We’ve left the infantry column far behind. He’s right — I can hear birds. What does that matter when the future of Germany is at stake?
“Here’s my plan. You change into women’s clothes before we reach camp. I tell them you’re a local woman, my lover. Simple.”
“No.”
He laughs. He does nothing but laugh. I want to punch him in the face.
“Too bad. Your mistake was thinking you had a choice.”
Soon we reach a small village — the inhabitants hiding or fled. A tailor’s shop, sign still hanging. He dismounts and I drop ungracefully to my feet. He holds the door open.
“After you, my lady.”
I glare at him and walk through with my hands still tied behind my back.
The shop is empty, the owner gone. Men’s clothes folded neatly on shelves to the left, women’s to the right, a hallway between them leading deeper into the building. He comes up behind me and slaps my backside.
“Shall we get started, my lady?”
I turn to glare at him and finally get a proper look.
He’s an Adonis. Long black hair braided in two locks beside his ears. A face chiseled by years of war and still somehow young. His mustache is immaculate, the ends twirled upward. Brown eyes that fix on me with a possessive intensity that makes me shiver despite myself — the corners of his mouth permanently upturned, as if he finds life itself faintly amusing. Broad shoulders, a Pelisse hanging from one, his Dolman carefully braided. He towers over me. I look down at my own uniform, filthy with grass and earth, and feel even smaller.
I look back up. There’s a visible bulge in his breeches. My face shrivels.
“What’s your name?” I ask.
“Louis Beaufort, 4th Regiment of Hussars.” A dramatic bow, a flourish. “May I ask my lady’s name?”

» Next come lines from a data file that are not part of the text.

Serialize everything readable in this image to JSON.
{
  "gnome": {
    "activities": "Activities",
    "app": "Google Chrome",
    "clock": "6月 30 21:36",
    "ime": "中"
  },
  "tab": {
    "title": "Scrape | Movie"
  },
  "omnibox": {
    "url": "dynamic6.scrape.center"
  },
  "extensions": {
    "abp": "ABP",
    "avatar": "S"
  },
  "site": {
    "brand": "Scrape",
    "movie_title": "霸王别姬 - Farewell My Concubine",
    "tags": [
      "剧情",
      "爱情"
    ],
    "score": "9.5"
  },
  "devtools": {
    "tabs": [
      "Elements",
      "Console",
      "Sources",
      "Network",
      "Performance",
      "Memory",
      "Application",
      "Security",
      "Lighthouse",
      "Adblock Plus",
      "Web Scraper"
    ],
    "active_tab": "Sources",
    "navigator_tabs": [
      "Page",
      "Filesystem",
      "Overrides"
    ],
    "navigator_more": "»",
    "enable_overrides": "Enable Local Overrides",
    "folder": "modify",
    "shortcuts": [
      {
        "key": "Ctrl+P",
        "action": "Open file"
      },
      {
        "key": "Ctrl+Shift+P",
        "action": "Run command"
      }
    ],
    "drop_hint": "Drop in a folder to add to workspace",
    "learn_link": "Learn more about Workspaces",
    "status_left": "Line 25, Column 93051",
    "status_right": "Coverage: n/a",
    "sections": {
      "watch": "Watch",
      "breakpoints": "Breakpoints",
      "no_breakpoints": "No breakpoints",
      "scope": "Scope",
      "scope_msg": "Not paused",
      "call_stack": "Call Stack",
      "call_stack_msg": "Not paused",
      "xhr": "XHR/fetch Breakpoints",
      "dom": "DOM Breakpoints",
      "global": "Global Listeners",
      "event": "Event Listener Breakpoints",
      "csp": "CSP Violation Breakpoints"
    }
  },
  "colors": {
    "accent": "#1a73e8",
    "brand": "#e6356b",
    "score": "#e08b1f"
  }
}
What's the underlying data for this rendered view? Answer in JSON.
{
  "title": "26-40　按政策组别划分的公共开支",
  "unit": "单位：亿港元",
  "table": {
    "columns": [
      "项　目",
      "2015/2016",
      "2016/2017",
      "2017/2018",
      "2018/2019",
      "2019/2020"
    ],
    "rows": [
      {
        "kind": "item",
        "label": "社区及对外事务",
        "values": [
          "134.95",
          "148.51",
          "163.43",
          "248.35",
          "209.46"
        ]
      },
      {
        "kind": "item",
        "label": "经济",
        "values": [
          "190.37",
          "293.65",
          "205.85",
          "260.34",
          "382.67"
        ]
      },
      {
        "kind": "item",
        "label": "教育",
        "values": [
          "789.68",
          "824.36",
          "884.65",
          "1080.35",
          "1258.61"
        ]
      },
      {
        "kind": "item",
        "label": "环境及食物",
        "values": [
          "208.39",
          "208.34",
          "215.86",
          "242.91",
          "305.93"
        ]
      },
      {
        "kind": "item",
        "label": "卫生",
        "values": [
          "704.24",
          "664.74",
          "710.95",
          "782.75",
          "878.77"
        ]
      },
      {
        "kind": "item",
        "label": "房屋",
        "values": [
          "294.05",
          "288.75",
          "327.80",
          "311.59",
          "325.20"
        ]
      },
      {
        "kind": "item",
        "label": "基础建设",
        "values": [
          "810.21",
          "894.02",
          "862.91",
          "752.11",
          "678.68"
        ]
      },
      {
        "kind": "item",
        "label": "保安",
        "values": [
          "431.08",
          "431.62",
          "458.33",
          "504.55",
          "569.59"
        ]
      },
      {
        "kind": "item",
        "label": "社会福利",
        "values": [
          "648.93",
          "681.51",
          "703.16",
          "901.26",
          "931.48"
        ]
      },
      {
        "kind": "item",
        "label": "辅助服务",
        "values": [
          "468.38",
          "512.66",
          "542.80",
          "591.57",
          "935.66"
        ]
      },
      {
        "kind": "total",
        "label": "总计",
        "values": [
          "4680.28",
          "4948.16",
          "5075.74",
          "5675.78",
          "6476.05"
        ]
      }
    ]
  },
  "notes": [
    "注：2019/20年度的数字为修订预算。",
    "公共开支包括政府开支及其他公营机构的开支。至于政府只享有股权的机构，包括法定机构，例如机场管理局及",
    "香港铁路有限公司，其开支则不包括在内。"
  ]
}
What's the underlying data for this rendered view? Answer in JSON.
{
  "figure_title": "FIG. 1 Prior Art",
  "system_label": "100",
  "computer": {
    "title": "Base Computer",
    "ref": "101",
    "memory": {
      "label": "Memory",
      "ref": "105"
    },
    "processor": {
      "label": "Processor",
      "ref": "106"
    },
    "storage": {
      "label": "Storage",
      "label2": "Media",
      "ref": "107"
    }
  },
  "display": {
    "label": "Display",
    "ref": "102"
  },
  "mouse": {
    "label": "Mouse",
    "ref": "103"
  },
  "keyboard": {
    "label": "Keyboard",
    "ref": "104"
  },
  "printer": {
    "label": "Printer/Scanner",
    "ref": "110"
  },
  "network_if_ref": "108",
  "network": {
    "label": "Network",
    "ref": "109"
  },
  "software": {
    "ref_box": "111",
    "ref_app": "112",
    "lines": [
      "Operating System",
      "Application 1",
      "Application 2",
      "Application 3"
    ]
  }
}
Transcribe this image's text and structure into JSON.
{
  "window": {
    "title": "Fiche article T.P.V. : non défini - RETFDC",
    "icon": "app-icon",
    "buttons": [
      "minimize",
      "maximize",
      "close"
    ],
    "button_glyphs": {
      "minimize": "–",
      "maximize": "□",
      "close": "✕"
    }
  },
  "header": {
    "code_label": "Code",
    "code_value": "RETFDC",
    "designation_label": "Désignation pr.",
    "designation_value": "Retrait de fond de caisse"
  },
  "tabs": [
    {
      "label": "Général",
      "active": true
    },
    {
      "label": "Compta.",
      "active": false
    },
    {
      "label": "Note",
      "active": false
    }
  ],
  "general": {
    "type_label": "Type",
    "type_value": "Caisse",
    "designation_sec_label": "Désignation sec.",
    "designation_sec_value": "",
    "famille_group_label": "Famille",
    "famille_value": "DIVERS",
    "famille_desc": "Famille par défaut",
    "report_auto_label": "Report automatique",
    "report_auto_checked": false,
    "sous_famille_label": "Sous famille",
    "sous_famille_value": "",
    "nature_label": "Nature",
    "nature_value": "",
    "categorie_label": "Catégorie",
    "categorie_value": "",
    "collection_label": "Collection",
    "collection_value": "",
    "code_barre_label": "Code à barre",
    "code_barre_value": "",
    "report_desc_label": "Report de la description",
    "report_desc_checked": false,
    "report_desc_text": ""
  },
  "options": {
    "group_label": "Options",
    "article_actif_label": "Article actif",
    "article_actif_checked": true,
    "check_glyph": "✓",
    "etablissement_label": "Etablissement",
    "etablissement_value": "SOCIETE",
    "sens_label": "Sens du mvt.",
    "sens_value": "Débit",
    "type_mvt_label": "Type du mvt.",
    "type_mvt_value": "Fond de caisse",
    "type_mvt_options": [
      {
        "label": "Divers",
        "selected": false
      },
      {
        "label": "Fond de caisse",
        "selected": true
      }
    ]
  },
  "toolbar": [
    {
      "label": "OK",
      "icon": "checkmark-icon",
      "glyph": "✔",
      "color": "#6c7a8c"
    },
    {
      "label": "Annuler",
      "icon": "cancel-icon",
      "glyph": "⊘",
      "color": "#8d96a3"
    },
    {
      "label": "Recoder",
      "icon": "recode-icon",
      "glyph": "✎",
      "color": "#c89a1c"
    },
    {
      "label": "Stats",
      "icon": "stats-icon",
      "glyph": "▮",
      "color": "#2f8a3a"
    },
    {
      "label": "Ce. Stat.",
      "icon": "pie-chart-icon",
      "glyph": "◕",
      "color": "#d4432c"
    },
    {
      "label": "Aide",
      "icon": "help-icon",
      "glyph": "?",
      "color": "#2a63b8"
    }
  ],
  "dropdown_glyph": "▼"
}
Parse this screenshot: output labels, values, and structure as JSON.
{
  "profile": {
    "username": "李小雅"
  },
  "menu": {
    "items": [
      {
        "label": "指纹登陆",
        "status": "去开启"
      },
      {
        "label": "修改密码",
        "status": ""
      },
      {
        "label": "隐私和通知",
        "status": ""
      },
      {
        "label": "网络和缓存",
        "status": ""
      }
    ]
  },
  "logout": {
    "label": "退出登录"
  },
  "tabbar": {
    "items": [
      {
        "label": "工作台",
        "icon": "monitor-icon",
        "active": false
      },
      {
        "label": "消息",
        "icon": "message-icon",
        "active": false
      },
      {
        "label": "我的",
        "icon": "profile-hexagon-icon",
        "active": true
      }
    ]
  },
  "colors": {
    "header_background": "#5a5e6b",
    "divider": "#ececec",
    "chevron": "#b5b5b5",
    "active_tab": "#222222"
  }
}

“Sigrid von Trechtingshausen. Lützow Free Corps.”
“Sigrid. A very German name.” He smiles. “A beautiful one.”
Heat floods my face and I turn away. “How can you say that? You’ve captured me. I’m not a whore to woo.”
“I was just telling the truth,” he says. “Now — shall we get started? I’ll need to help you undress.”
I spin back around. “You can’t — you called me a lady — ladies don’t—”
“Clearly you don’t know the soul of women very well, my lady. Perhaps as an outsider I’ll be able to see what you can’t.” He reaches to his waist and produces a knife.
That’s it then. He was only ever toying with me. I close my eyes and wait.
Instead I feel my uniform being cut away. I open them to find Louis sawing through the fabric with his infuriating smile, perfectly at ease.
“As my newest lover, you won’t be needing these anymore.”
“Wha — you can’t — stop—”
“Slow down. You wouldn’t want an accident.”
I go still and glare at him with everything I have. Louis snorts, almost laughing hard enough to cut me.
The knife finds the cloth binding my chest and saws through it. Everything I’ve been hiding spills free.
“Don’t look!”
He laughs. I turn my face away so I don’t have to see his expression — that smirk on his per— on his monstrous face. The jacket comes away, then the shirt, then the last of the binding. Then his hands move to my trousers.
The cold air finds everywhere at once.
I quickly try to hide my flower between my thighs, yet before I can he sees some of the nectar my flower secreted. My face turns utterly red. He laughs and says nothing.
I scowl and turn away from him.
“Now. If I undo your hands, do you promise not to run until we reach camp?”
I hesitate. Then, slowly, a smile finds its way onto my face. He can’t see it — I’m turned away from him.
“I promise, Louis.”
“Swear it in God’s name?”
“I swear. So help me God.”
He undoes the rope. I flex my aching arms behind me while he pulls the remnants of my uniform away.
Then I spin around and punch him in the face as hard as I can.